Low motivation. Or blob on a rock, as I described it to my trainer, the feeling and lack of thinking I've had since Sunday, with a brief retraction on Wednesday afternoon when I managed to be productive. I hadn't realized that that strange feeling, one I haven't had for years and which was prevalent after my brain injury, was low motivation. Anyway, low motivation was one of the networks that LORETA neurofeedback training picked up this week as going past the 2.4-standard-deviation threshold and stopping the movie. I don't recall seeing that one before.
It is not procrastination. Procrastination means doing something else, anything else, to avoid doing the thing you don't want to do. There's a certain feeling to it. My fave way to procrastinate is to clear my desk. Since I've never been a big procrastinator, my desk doesn't get cleared as much as it should. I say should because I do function better without visual clutter. Being a blob on a rock, you don't even have enough thoughts in your head to want to procrastinate.
It is not avoidance. That too has its own feeling to it. I know the things I want to avoid, and writing ain't one of them. Sure, writing sometimes scares me — do I know what I'm doing? am I ready? — but I don't avoid thinking about it. I don't feel like a skittish dog who turns his head to avoid seeing something when I think about writing or marketing (which I hate, but that too is not avoidance). Avoidance may be so severe that you don't know what you're avoiding until someone mentions that dreaded subject to you. But that's not blob-on-a-rock-ness. When someone mentions what I'm supposed to be doing while I'm being a blob instead, I go, “oh yeah…” with that vague feeling of I should care but not caring.

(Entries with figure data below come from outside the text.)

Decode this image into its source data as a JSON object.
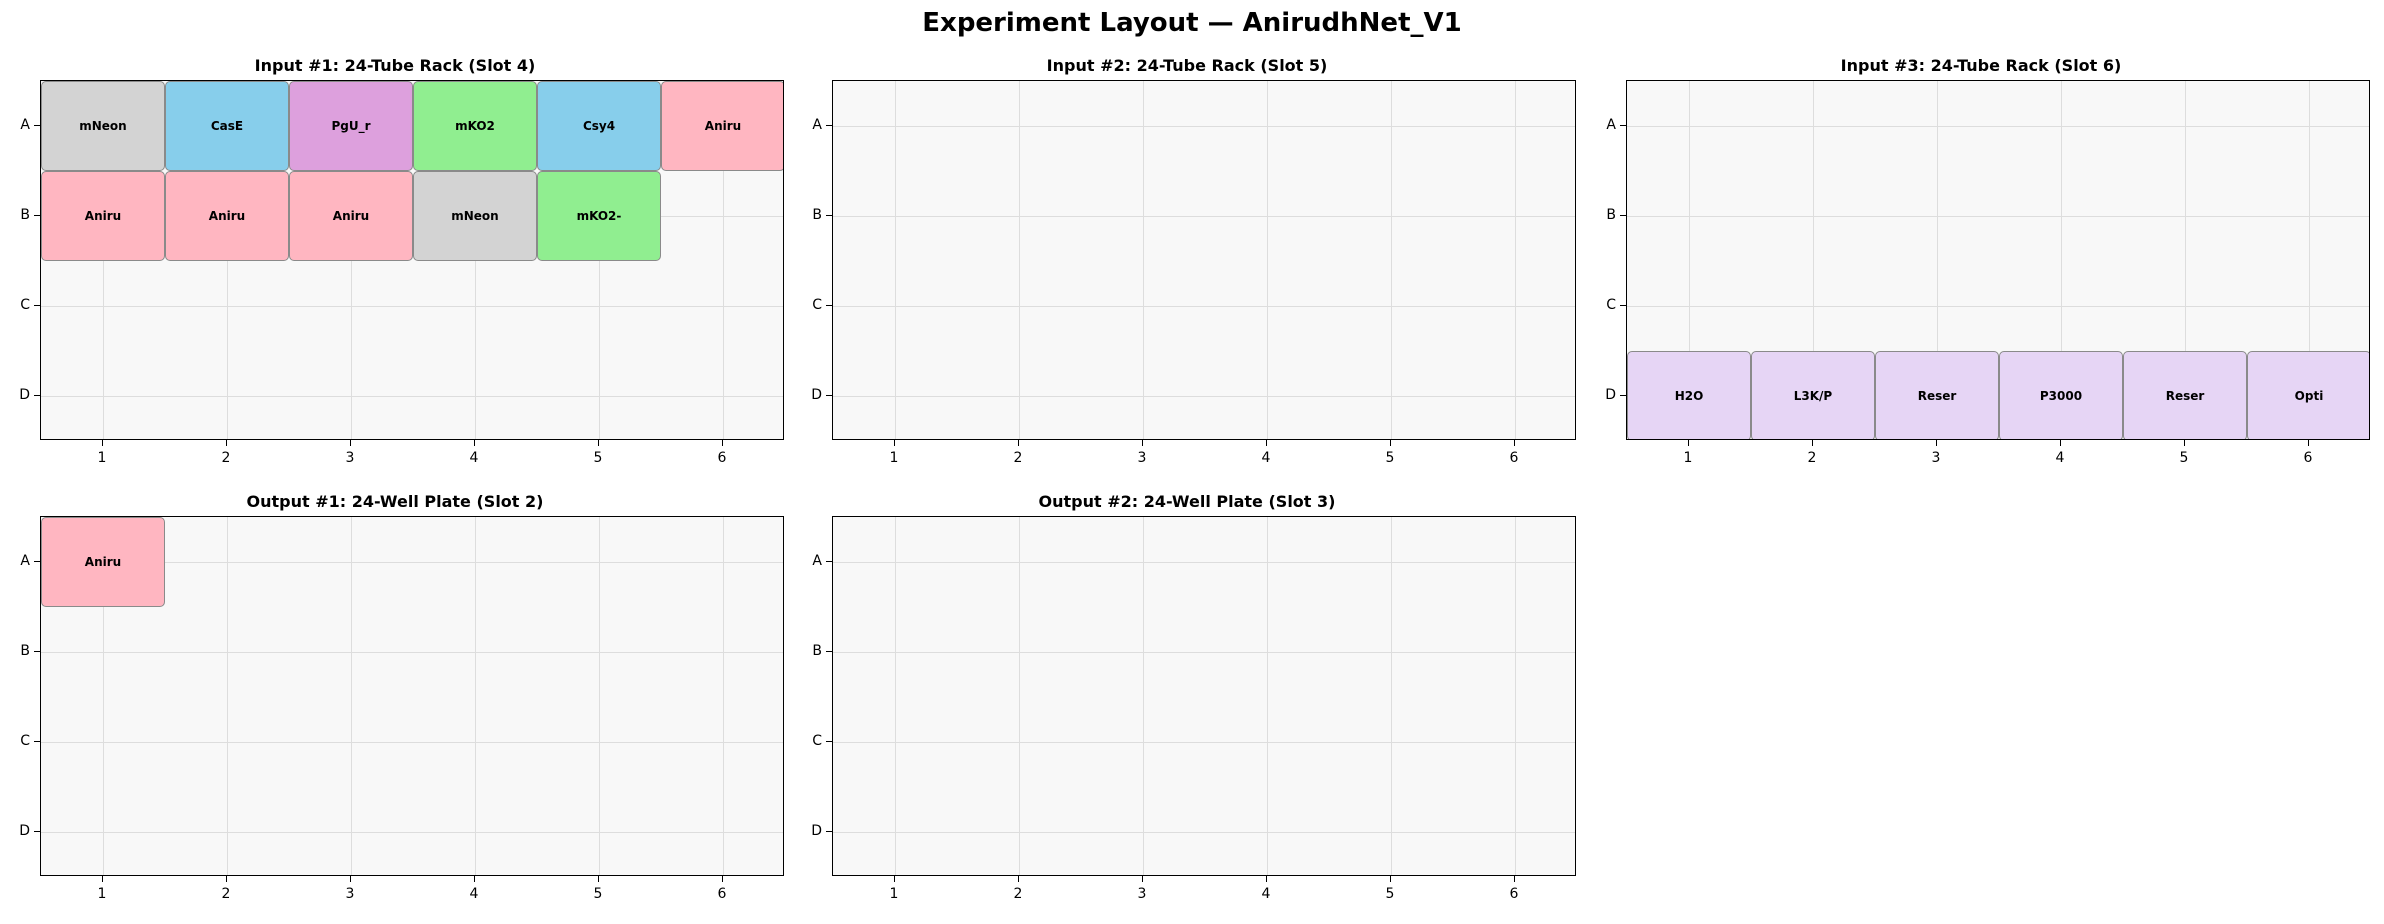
{
  "title": "Experiment Layout — AnirudhNet_V1",
  "rows": [
    "A",
    "B",
    "C",
    "D"
  ],
  "cols": [
    "1",
    "2",
    "3",
    "4",
    "5",
    "6"
  ],
  "colors": {
    "gray": "#d3d3d3",
    "blue": "#87ceeb",
    "violet": "#dda0dd",
    "green": "#90ee90",
    "pink": "#ffb6c1",
    "lavender": "#e6d5f5"
  },
  "panels": [
    {
      "title": "Input #1: 24-Tube Rack (Slot 4)",
      "wells": [
        {
          "row": "A",
          "col": 1,
          "label": "mNeon",
          "color": "gray"
        },
        {
          "row": "A",
          "col": 2,
          "label": "CasE",
          "color": "blue"
        },
        {
          "row": "A",
          "col": 3,
          "label": "PgU_r",
          "color": "violet"
        },
        {
          "row": "A",
          "col": 4,
          "label": "mKO2",
          "color": "green"
        },
        {
          "row": "A",
          "col": 5,
          "label": "Csy4",
          "color": "blue"
        },
        {
          "row": "A",
          "col": 6,
          "label": "Aniru",
          "color": "pink"
        },
        {
          "row": "B",
          "col": 1,
          "label": "Aniru",
          "color": "pink"
        },
        {
          "row": "B",
          "col": 2,
          "label": "Aniru",
          "color": "pink"
        },
        {
          "row": "B",
          "col": 3,
          "label": "Aniru",
          "color": "pink"
        },
        {
          "row": "B",
          "col": 4,
          "label": "mNeon",
          "color": "gray"
        },
        {
          "row": "B",
          "col": 5,
          "label": "mKO2-",
          "color": "green"
        }
      ]
    },
    {
      "title": "Input #2: 24-Tube Rack (Slot 5)",
      "wells": []
    },
    {
      "title": "Input #3: 24-Tube Rack (Slot 6)",
      "wells": [
        {
          "row": "D",
          "col": 1,
          "label": "H2O",
          "color": "lavender"
        },
        {
          "row": "D",
          "col": 2,
          "label": "L3K/P",
          "color": "lavender"
        },
        {
          "row": "D",
          "col": 3,
          "label": "Reser",
          "color": "lavender"
        },
        {
          "row": "D",
          "col": 4,
          "label": "P3000",
          "color": "lavender"
        },
        {
          "row": "D",
          "col": 5,
          "label": "Reser",
          "color": "lavender"
        },
        {
          "row": "D",
          "col": 6,
          "label": "Opti",
          "color": "lavender"
        }
      ]
    },
    {
      "title": "Output #1: 24-Well Plate (Slot 2)",
      "wells": [
        {
          "row": "A",
          "col": 1,
          "label": "Aniru",
          "color": "pink"
        }
      ]
    },
    {
      "title": "Output #2: 24-Well Plate (Slot 3)",
      "wells": []
    }
  ]
}
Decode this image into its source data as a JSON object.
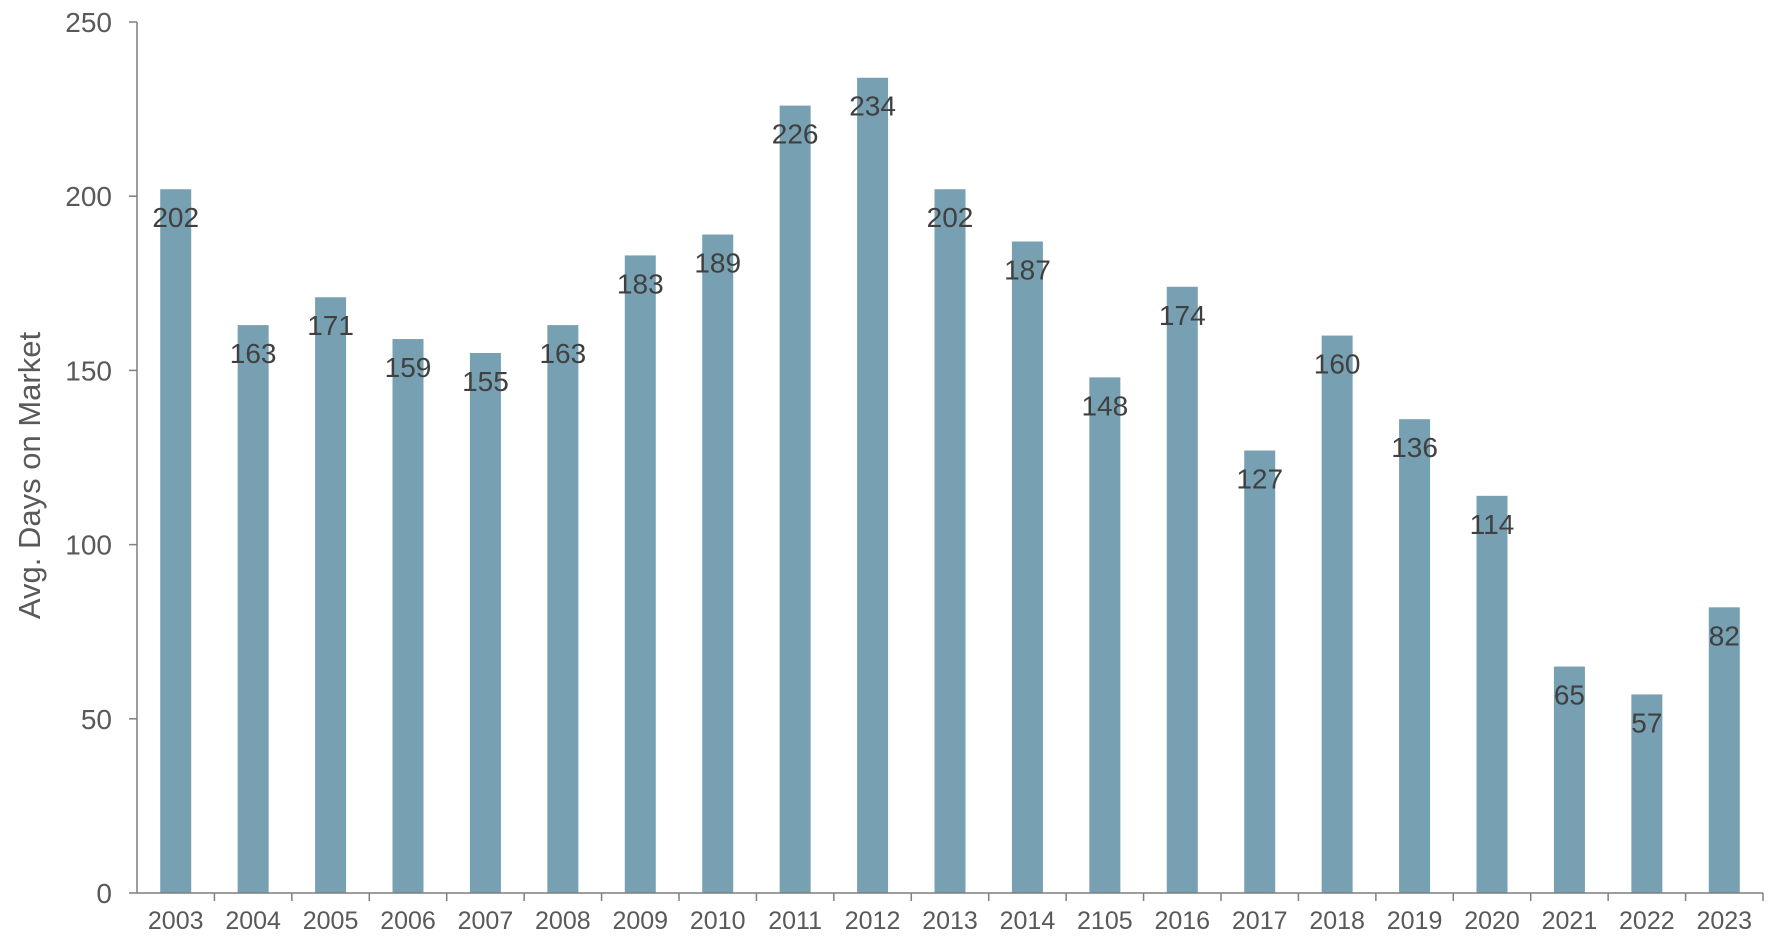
{
  "chart_data": {
    "type": "bar",
    "title": "",
    "xlabel": "",
    "ylabel": "Avg. Days on Market",
    "categories": [
      "2003",
      "2004",
      "2005",
      "2006",
      "2007",
      "2008",
      "2009",
      "2010",
      "2011",
      "2012",
      "2013",
      "2014",
      "2105",
      "2016",
      "2017",
      "2018",
      "2019",
      "2020",
      "2021",
      "2022",
      "2023"
    ],
    "values": [
      202,
      163,
      171,
      159,
      155,
      163,
      183,
      189,
      226,
      234,
      202,
      187,
      148,
      174,
      127,
      160,
      136,
      114,
      65,
      57,
      82
    ],
    "ylim": [
      0,
      250
    ],
    "yticks": [
      0,
      50,
      100,
      150,
      200,
      250
    ],
    "grid": false,
    "legend": "none",
    "colors": {
      "bar": "#77A1B2",
      "axis": "#7F7F7F",
      "tick_text": "#595959",
      "data_label_text": "#404040"
    }
  }
}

Anyway, after the third screen during this week's LORETA neurofeedback training, I felt my mind brightening, beginning to engage, to care about the movie. I wanted to see what was coming next. Phew. Blob-on-rock feeling abated for now. I am drafting this post without anything or anyone, including myself, telling me to do it. So not only is low motivation reversed (for the moment) but also initiation deficit. Failure to initiate action was also picked up by LORETA, which it has been every week.
Other things picked up: problems with concentration (that must have been in later screens because during the first few screens, I wasn't being distracted but was later on in the session), sequential planning, anxiety, executive function, multi-tasking, obsessive thoughts about self, perception of letters, receptive language, short-term memory, slowness of thought-easily confused, and spatial perception. Some showed up in all the screens; some did not. I didn't do as well as last week because of a couple of tough anniversaries five days apart this week. They said, given the week, I did well. Don't be tough on yourself! Yeah, okay.
I did six five-minute screens like last week, but I also did an extra three minutes because three minutes into my first screen, the program crashed. Changed batteries in the device that connects electrodes to computer, check cable connections, and restart first screen. All was okay after that, and we redid the first screen though picking up in the show where we'd left off. The data from the first three minutes was lost. So I guess that was warm up!
Since we had finished the Kratts Brothers DVD last week, we began a new DVD this week. I can't remember the name; it was a National Geographic show on the Inca. I asked for English subtitles to be turned on because I thought if I had to read something during LORETA, whether closed caption or translation subtitles, maybe that would shove the networks involved in reading into action. And as you can see, some of those networks — perception of letters, receptive language, short-term memory — were engaged and picked up by LORETA.